Lily thought of Janie’s scowling face, the grim determination of her rocking-horse rocking in the photo above the mantel. “Correct,” she said hesitantly.

“And your parents getting divorced, I mean, that’s just statistics. Nobody’s going to even buy you a sandwich over that one.”

“I suppose not.”

“And that’s it? No other calamities, no other disasters?”

“Well, my grandfather—”

“Please.”

“Okay. No. No other calamities.”

“And none of the things that have happened to your family were in the context of an elaborate system of morally redeeming societal oppression?”

“Well—no. No oppression.”

Sebastien frowned like a doctor about to deliver terrible news. “Then I’d say you’ve got at least one relatively dreadful thing ahead of you.”

“Do I?”

“Some sort of medium catastrophe in your future, if my powers of prognostication do not deceive me.”

“Like what?”

“Well, maybe your husband will have an affair, but not just any affair. He’ll be a very public official and have a very public affair and you’ll have to stand with him in the rain at a press conference.”

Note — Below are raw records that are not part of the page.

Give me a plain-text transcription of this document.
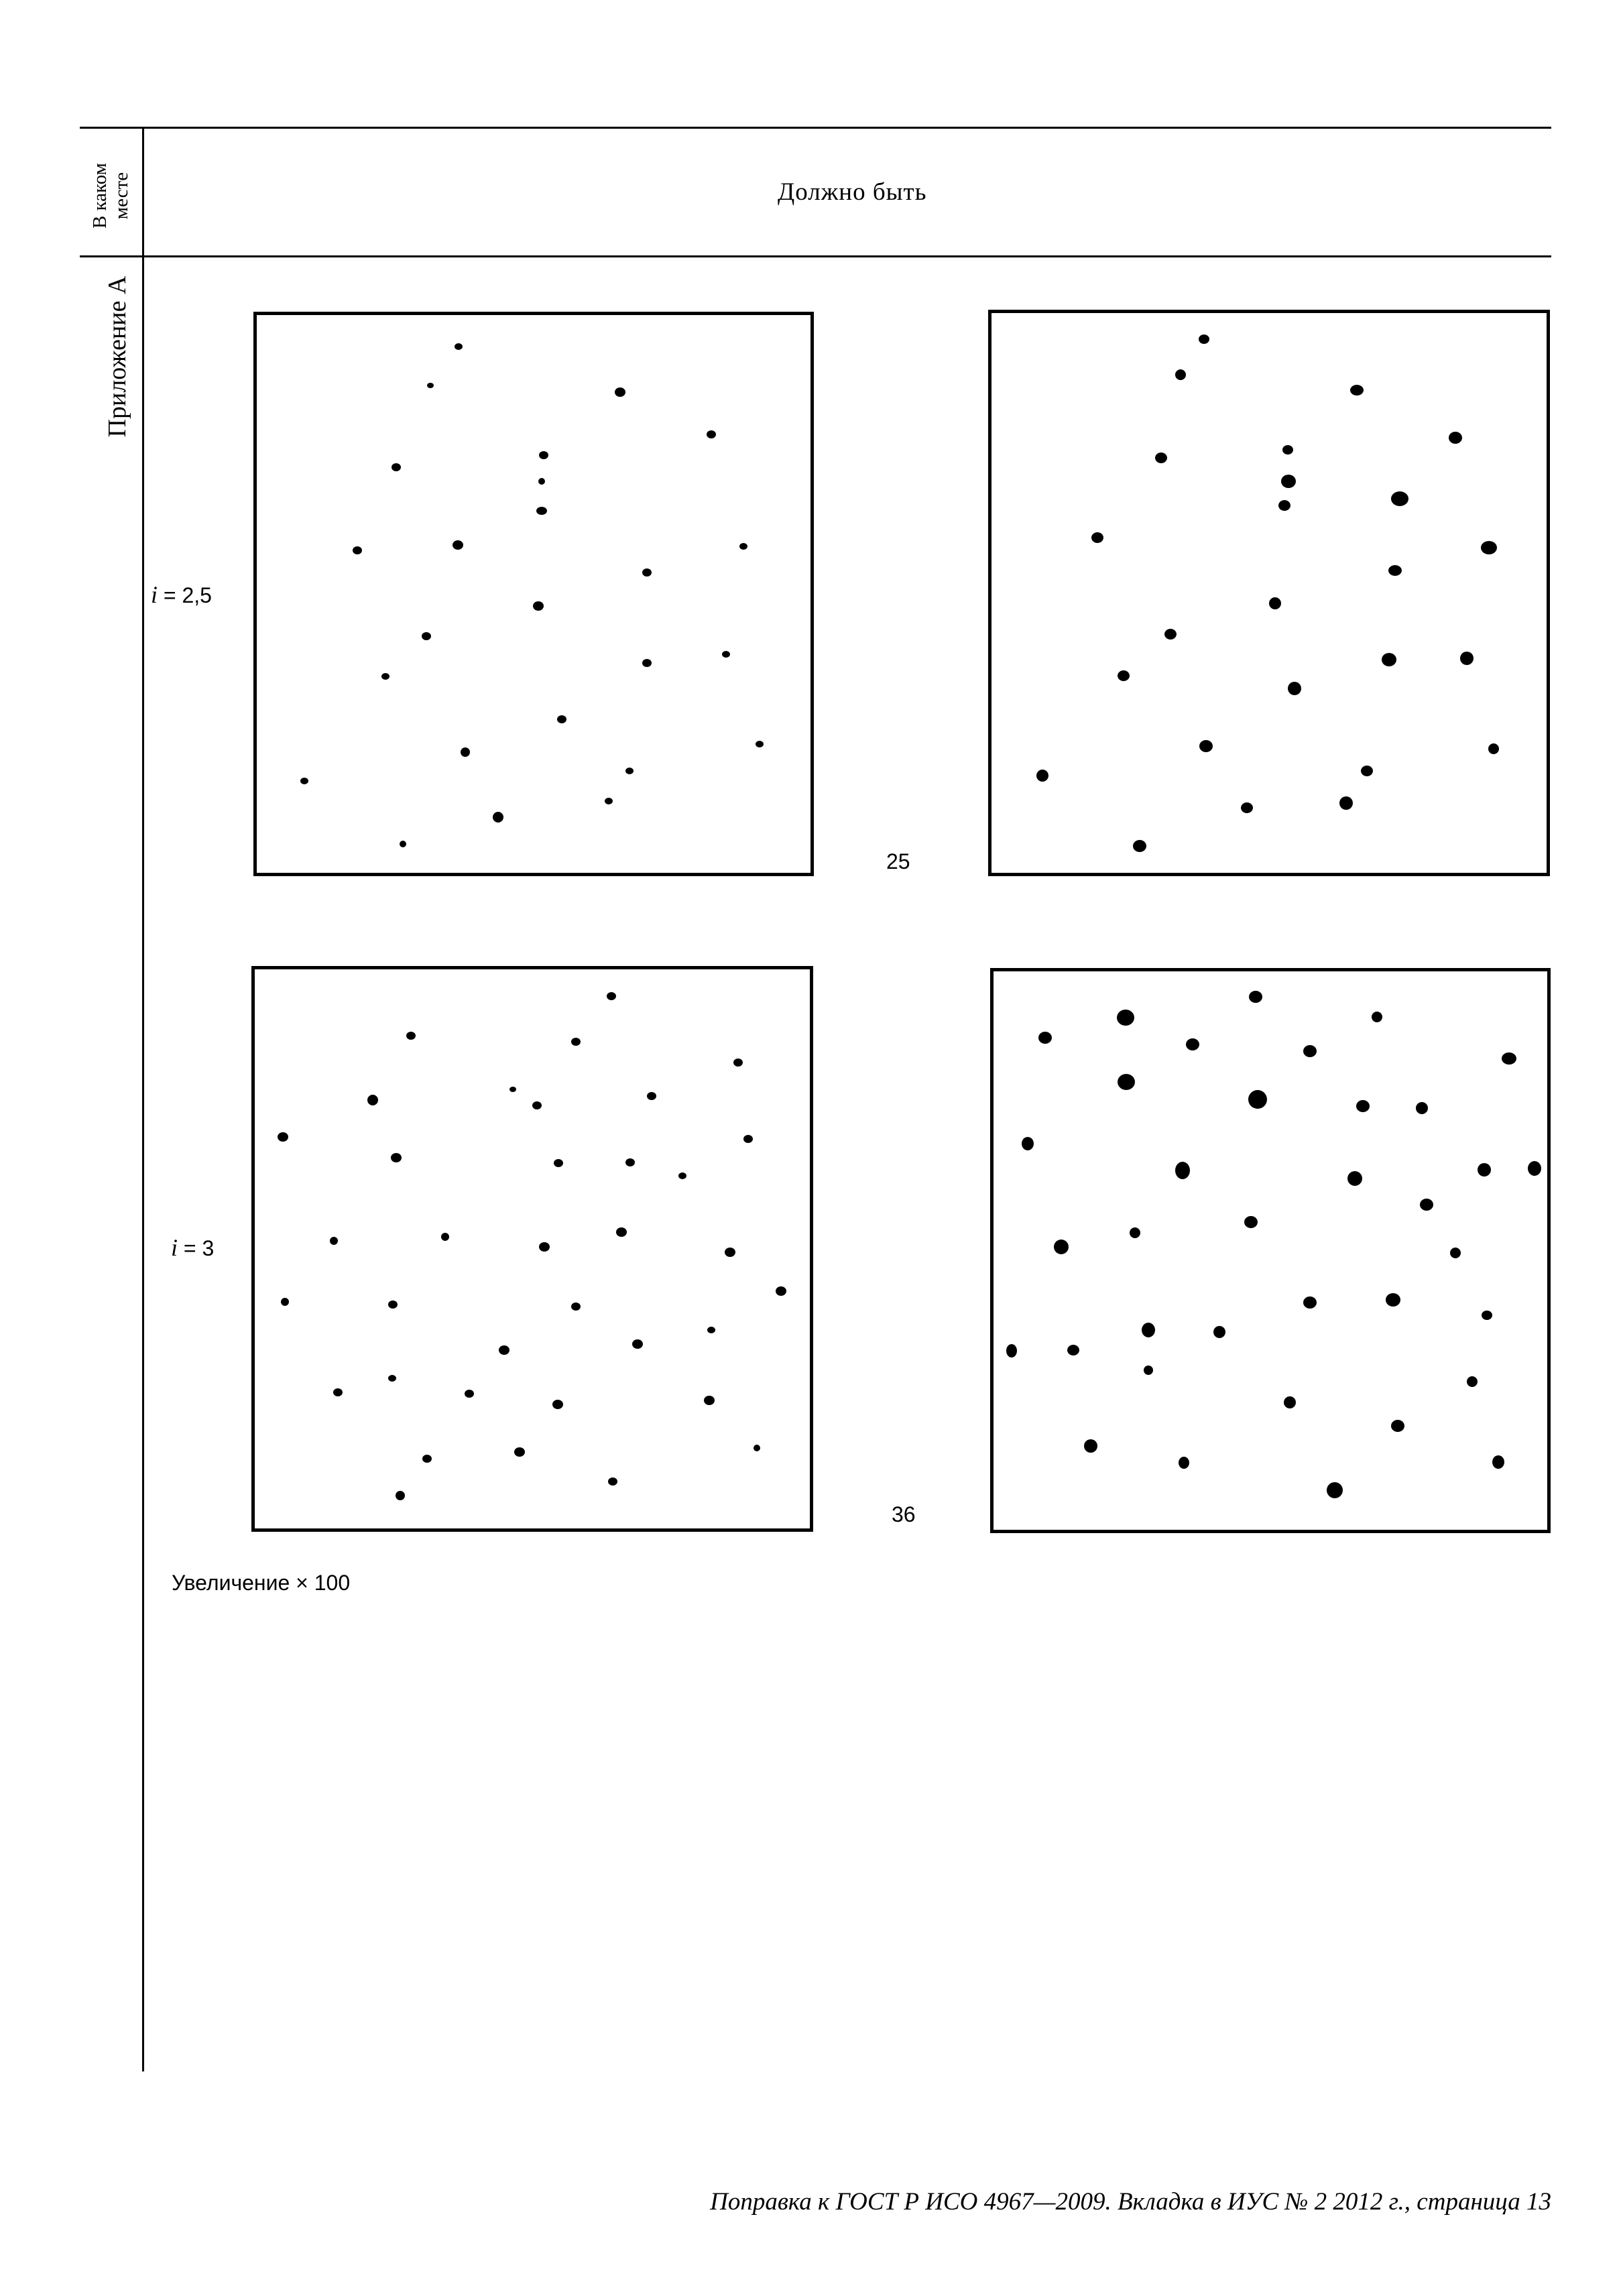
В каком месте	Должно быть
Приложение А
i = 2,5
i = 3
25
36
Увеличение × 100
Поправка к ГОСТ Р ИСО 4967—2009. Вкладка в ИУС № 2 2012 г., страница 13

“Okay, I can handle that,” said Lily, then shook herself. “I mean, what? No. I’m never attending some douchewad’s press conference.”

“Or you’ll contract some kind of cancer that’s eventually curable but permanently disfiguring.”

“That would be sad.”

“But you’d feel lucky to be alive.”

“Of course.”

“Of course. Your type of person is always so embarrassingly glad to be alive.”

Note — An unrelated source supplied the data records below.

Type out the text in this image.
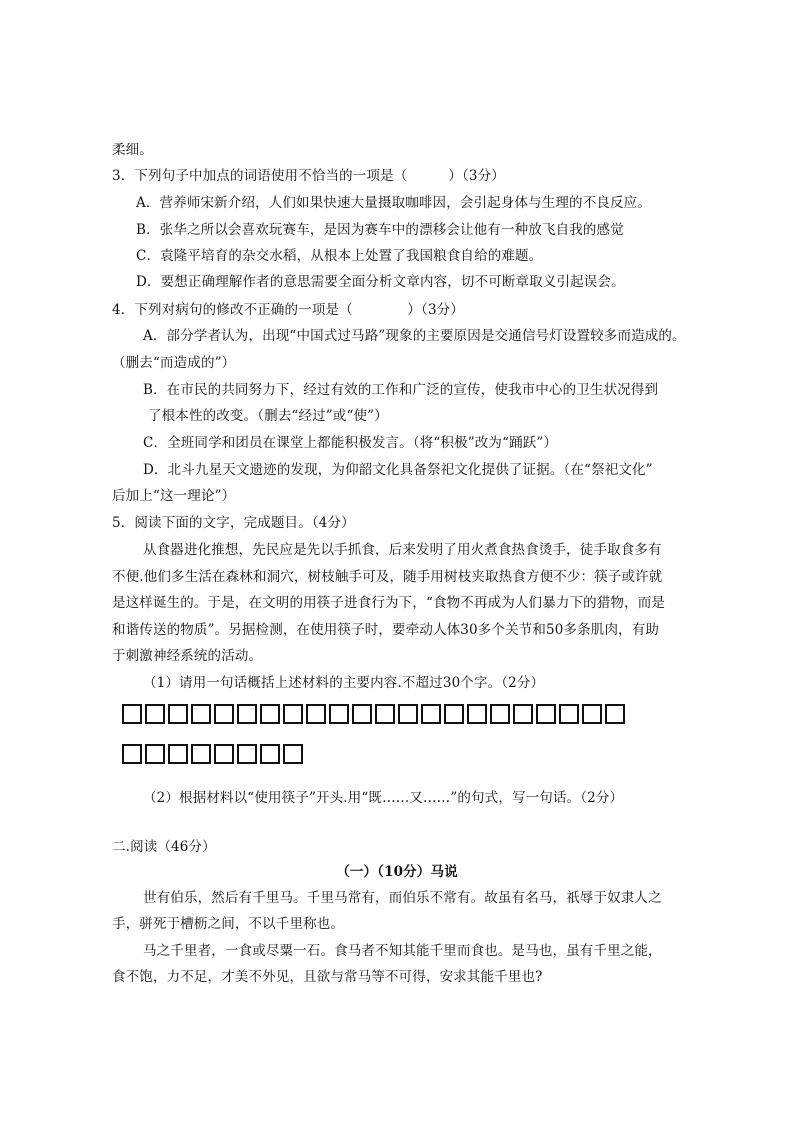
柔细。
3．下列句子中加点的词语使用不恰当的一项是（　　　）（3分）
A．营养师宋新介绍，人们如果快速大量摄取咖啡因，会引起身体与生理的不良反应。
B．张华之所以会喜欢玩赛车，是因为赛车中的漂移会让他有一种放飞自我的感觉
C．袁隆平培育的杂交水稻，从根本上处置了我国粮食自给的难题。
D．要想正确理解作者的意思需要全面分析文章内容，切不可断章取义引起误会。
4．下列对病句的修改不正确的一项是（　　　　）（3分）
A．部分学者认为，出现“中国式过马路”现象的主要原因是交通信号灯设置较多而造成的。
（删去“而造成的”）
B．在市民的共同努力下，经过有效的工作和广泛的宣传，使我市中心的卫生状况得到
了根本性的改变。（删去“经过”或“使”）
C．全班同学和团员在课堂上都能积极发言。（将“积极”改为“踊跃”）
D．北斗九星天文遗迹的发现，为仰韶文化具备祭祀文化提供了证据。（在“祭祀文化”
后加上“这一理论”）
5．阅读下面的文字，完成题目。（4分）
从食器进化推想，先民应是先以手抓食，后来发明了用火煮食热食烫手，徒手取食多有
不便.他们多生活在森林和洞穴，树枝触手可及，随手用树枝夹取热食方便不少：筷子或许就
是这样诞生的。于是，在文明的用筷子进食行为下，“食物不再成为人们暴力下的猎物，而是
和谐传送的物质”。另据检测，在使用筷子时，要牵动人体30多个关节和50多条肌肉，有助
于刺激神经系统的活动。
（1）请用一句话概括上述材料的主要内容.不超过30个字。（2分）
（2）根据材料以“使用筷子”开头.用“既……又……”的句式，写一句话。（2分）
二.阅读（46分）
（一）（10分）马说
世有伯乐，然后有千里马。千里马常有，而伯乐不常有。故虽有名马，祇辱于奴隶人之
手，骈死于槽枥之间，不以千里称也。
马之千里者，一食或尽粟一石。食马者不知其能千里而食也。是马也，虽有千里之能，
食不饱，力不足，才美不外见，且欲与常马等不可得，安求其能千里也?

“What type of person is that?”

“I mean, really, what’s in it for you? That’s my question.”

Lily stood up and grabbed her tank top and her skirt. She faced the wall as she put them on, then sat back on the bed.

“Or maybe you’ll have a child who will be limited in some emotionally and financially exhausting way,” said Sebastien. “Profoundly disturbed, you know.”

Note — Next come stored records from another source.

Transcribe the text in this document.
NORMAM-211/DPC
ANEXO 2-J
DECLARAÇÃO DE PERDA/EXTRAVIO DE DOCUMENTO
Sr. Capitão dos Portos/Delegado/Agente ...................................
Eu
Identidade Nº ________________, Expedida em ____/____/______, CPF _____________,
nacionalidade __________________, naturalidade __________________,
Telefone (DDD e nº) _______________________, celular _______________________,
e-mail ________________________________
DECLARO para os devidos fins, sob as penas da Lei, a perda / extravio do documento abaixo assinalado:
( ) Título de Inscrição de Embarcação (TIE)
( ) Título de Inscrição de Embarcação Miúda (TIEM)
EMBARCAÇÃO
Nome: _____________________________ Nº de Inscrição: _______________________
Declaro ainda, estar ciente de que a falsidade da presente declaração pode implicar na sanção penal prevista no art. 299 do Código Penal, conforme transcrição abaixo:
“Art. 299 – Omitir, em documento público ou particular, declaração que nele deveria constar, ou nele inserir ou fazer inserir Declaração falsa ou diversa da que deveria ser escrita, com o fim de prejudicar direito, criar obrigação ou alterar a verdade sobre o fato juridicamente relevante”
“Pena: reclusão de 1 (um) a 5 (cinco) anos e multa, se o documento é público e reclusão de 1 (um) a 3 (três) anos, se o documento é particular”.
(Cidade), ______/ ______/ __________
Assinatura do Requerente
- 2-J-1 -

Lily was suddenly seething with a palsied rage. She was sick of her parents’ pain, but she was also defensive of it, and she hated that it was regarded as so morally neutral, so meaningless. They had been lucky in a lot of ways, of course. But it was one thing to know that your privilege was unearned; it was another thing entirely to feel that your sadness was, too—to have to be so pitifully glad, so pitifully sorry, for the modest perks of a dull and diligent middle-class life (TV, and Target candles, and a trip to Six Flags every year). Maybe that’s why the whole family was so repressed. Maybe deep down they believed—as Sebastien apparently did—that, on some level, at the end of the day, they’d had it coming.

“This is depressing,” she said to Sebastien, putting on her shoes.

“Get used to it, is all I’m saying.”

“I am used to it. I am used to nothing else.”

“I can’t imagine,” he said. “My life’s been a laugh a minute.”

· · ·

Back at the Carrizos’, light was still coming from underneath the basement bedroom door. Lily glanced at her phone—it wasn’t even midnight. She opened the door.

“Hey,” she said cheerfully. She felt sure her face was still flushed, and she did not really want to talk about it. “What are you reading?”

“A chapter about resurgent protectionism,” said Katy. “Did you know that every year there are four million tons of maize that farmers can’t sell either here or abroad?”

“I did not,” said Lily. For some reason, this came out in an overly jaunty, Sebastien LeCompte type of voice.

Katy looked up. “You slept with him!”

For some reason, Lily felt a momentary gaiety—she wanted to shriek, I did not! , like Anna might have done as a child in the face of a true accusation—but she forced herself to remain calm. “I guess I did,” she said. “It was fast enough that it’s a little hard to say for sure.”